General Discussion
In reply to the discussion: What If We Just Gave Poor People a Basic Income for Life? That’s What We’re About to Test. [View all]hunter
(40,827 posts)Reading or writing a book does less damage to the natural environment than driving a car to work. I don't know how much fossil fuel is burned supporting each of my posts on DU, but I hope it's not a lot. My own computer setup, from the phone line through my computer, burns less than twenty watts. That's much lower than it was back in the days of computers with big, bulky 100 watt CRT monitors and desktop computers with fans and spinning metal hard drives .
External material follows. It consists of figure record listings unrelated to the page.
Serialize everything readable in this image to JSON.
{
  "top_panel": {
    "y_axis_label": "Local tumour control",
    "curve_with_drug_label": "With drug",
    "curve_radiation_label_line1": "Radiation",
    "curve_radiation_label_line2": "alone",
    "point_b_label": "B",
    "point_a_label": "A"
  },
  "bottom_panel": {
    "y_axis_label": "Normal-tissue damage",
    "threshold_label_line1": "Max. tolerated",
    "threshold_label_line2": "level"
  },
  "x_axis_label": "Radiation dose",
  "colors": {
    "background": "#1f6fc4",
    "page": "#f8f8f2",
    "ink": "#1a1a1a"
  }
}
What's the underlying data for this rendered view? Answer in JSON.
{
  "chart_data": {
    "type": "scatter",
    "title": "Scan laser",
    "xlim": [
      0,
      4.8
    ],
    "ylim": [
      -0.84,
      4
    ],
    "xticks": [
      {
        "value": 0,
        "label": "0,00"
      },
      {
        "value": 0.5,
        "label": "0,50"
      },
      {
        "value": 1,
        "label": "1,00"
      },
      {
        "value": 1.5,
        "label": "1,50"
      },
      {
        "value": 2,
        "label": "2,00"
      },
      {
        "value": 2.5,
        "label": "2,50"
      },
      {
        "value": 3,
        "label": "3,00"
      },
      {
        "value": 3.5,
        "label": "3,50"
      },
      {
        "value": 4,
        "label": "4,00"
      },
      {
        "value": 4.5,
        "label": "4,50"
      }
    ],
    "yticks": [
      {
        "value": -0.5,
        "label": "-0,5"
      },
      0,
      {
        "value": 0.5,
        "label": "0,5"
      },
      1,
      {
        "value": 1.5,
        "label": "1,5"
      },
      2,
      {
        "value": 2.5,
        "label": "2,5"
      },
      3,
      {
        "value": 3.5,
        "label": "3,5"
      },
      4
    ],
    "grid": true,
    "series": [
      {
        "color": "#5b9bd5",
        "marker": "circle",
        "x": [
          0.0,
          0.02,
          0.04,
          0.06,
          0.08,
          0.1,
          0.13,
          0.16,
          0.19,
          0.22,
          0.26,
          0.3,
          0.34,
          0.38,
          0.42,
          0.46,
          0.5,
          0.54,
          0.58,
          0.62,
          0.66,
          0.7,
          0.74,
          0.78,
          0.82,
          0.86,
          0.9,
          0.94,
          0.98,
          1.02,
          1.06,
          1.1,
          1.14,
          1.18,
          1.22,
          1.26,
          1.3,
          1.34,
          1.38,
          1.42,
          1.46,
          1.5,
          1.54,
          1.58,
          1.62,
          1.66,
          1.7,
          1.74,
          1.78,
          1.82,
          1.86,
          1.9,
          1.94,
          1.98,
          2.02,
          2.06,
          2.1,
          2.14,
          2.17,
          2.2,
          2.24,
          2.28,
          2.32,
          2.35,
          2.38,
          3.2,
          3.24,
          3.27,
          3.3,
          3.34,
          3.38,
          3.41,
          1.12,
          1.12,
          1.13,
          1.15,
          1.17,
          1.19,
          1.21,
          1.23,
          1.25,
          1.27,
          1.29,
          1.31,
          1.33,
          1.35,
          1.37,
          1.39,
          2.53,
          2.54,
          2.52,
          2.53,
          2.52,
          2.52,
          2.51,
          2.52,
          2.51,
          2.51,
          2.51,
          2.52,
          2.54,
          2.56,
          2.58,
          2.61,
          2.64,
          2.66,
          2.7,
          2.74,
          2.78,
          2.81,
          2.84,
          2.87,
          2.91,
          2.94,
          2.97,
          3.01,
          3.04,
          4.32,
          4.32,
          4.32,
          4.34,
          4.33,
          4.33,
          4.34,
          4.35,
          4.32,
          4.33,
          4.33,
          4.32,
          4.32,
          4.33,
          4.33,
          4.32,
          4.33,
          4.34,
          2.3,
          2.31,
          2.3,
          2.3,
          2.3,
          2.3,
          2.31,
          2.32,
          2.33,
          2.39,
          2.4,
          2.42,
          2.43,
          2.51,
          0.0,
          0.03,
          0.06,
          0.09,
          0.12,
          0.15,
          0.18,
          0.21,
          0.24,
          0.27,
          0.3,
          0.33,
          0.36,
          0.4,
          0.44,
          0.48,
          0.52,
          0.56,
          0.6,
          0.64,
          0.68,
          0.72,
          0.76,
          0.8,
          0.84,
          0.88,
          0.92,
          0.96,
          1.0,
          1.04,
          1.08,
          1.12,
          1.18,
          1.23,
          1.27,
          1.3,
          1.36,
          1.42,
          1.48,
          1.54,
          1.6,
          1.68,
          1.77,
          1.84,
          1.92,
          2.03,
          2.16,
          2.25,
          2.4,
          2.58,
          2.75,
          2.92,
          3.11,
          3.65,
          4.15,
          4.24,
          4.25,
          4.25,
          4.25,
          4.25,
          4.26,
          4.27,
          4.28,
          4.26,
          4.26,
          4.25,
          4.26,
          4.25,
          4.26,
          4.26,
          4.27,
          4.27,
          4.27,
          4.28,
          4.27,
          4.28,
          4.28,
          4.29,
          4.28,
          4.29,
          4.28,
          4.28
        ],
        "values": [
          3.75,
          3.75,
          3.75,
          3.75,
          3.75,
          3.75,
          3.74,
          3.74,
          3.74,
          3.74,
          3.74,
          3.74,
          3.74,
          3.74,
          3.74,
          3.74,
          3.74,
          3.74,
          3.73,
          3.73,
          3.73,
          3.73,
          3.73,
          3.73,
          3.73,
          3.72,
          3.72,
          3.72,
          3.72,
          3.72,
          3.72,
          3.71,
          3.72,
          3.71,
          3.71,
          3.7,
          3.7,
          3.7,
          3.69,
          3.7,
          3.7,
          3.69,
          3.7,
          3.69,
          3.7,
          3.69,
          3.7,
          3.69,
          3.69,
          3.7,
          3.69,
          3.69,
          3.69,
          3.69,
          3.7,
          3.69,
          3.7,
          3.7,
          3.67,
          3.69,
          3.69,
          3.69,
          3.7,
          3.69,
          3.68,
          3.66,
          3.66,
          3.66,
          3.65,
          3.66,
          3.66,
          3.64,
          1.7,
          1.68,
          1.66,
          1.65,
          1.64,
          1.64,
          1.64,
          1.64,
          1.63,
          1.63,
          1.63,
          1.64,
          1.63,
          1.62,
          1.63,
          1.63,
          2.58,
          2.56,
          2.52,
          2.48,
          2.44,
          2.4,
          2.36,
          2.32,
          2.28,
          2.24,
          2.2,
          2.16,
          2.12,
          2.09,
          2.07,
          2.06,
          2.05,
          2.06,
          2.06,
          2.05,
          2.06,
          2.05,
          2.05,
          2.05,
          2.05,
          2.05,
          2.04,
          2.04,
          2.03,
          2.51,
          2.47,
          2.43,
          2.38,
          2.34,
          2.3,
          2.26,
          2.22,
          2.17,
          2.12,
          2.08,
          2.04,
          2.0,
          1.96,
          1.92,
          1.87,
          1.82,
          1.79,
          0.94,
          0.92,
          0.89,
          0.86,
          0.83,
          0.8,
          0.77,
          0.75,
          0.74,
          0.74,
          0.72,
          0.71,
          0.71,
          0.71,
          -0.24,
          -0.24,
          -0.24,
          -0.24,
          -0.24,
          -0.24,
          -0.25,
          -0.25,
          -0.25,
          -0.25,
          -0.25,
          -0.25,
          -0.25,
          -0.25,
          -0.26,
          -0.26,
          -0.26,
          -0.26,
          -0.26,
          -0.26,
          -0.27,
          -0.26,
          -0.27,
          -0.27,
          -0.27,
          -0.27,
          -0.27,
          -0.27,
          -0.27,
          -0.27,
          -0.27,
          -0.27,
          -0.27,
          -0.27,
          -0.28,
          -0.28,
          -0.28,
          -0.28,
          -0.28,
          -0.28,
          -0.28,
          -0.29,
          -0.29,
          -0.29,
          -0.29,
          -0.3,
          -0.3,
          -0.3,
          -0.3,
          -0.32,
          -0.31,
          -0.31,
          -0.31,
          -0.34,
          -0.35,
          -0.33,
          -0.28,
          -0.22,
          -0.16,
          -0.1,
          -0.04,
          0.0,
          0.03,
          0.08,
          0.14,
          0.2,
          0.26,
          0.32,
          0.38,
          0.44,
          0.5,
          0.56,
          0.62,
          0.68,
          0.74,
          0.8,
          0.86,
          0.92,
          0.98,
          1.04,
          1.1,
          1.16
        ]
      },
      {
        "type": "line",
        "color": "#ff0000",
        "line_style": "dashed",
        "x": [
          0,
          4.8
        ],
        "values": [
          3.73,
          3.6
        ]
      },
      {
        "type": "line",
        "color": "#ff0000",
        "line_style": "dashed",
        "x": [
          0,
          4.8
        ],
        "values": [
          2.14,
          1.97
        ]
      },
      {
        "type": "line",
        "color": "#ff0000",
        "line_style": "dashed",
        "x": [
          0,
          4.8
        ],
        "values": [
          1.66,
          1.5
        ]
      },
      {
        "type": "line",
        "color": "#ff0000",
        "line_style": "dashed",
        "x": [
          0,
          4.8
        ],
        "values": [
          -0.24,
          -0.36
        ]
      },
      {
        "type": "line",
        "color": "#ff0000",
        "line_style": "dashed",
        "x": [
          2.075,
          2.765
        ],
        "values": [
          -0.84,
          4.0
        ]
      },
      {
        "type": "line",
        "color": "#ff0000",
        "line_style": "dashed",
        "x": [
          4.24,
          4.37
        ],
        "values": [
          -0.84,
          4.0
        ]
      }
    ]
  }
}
By some planning and good fortune my wife and I have avoided the automobile commuter lifestyle since the mid 'eighties.
I rather resent the fact that I have to own a car to be considered a functional adult in most of the U.S.A. so I drive a thirty year old car with a salvage title, doing the best I can not to contribute to the manufacture of any new cars. My car is in good running order, has a catalytic converter, and it's not especially polluting because I only fill the tank with gasoline every other month or two, whether it needs it or not. Most days I don't drive.
When my wife and I met we were Los Angeles commuters. It frequently took us more than an hour to drive less than twenty miles in our commutes. That's a lot of time wasted, much fossil fuel burned, much air polluted.
I can think of a million things I'd rather do than go shopping. I buy food, most of it local, I buy clothing, about half new and half from the thrift stores. All of my electronic goodies were somebody else's garbage except for a Raspberry Pi I bought about a year ago to familiarize myself with ARM microprocessors. (Rooting Android devices doesn't thrill me; just give me something I can run Debian on. No, I don't do Windows or anything else Microsoft.)
Of course I'm a hypocrite because I live in a house with a refrigerator, washing machine, and dryer because those are things my wife can afford and won't do without.
My own natural off-my-meds state is invisible-dumpster-diving-homeless-person. Fortunately I've always had friends and family to look after me. As I've looked after others. At my lowest point I was living in a broken car in a church parking lot, and later in a backyard garden shed belonging to a PTSD Vietnam war veteran.
Anyways, it's easy to be happy without buying lots of stuff. Sadly, most people don't know how. They've been trained by this society to be "consumers," they've been trained to be "productive."
Unfortunately this "economic productivity" as we now define it is destroying the natural environment that supports all humanity and our own human spirit. Most of us suffer work that does not make the world a better place, or else we suffer "unemployment."
It doesn't have to be that way. Money is an entirely human invention and we can modify and regulate it's use any way we choose, preferably by democratic means, in ways that increase our happiness as a people, and decrease the damage we do to the natural environment.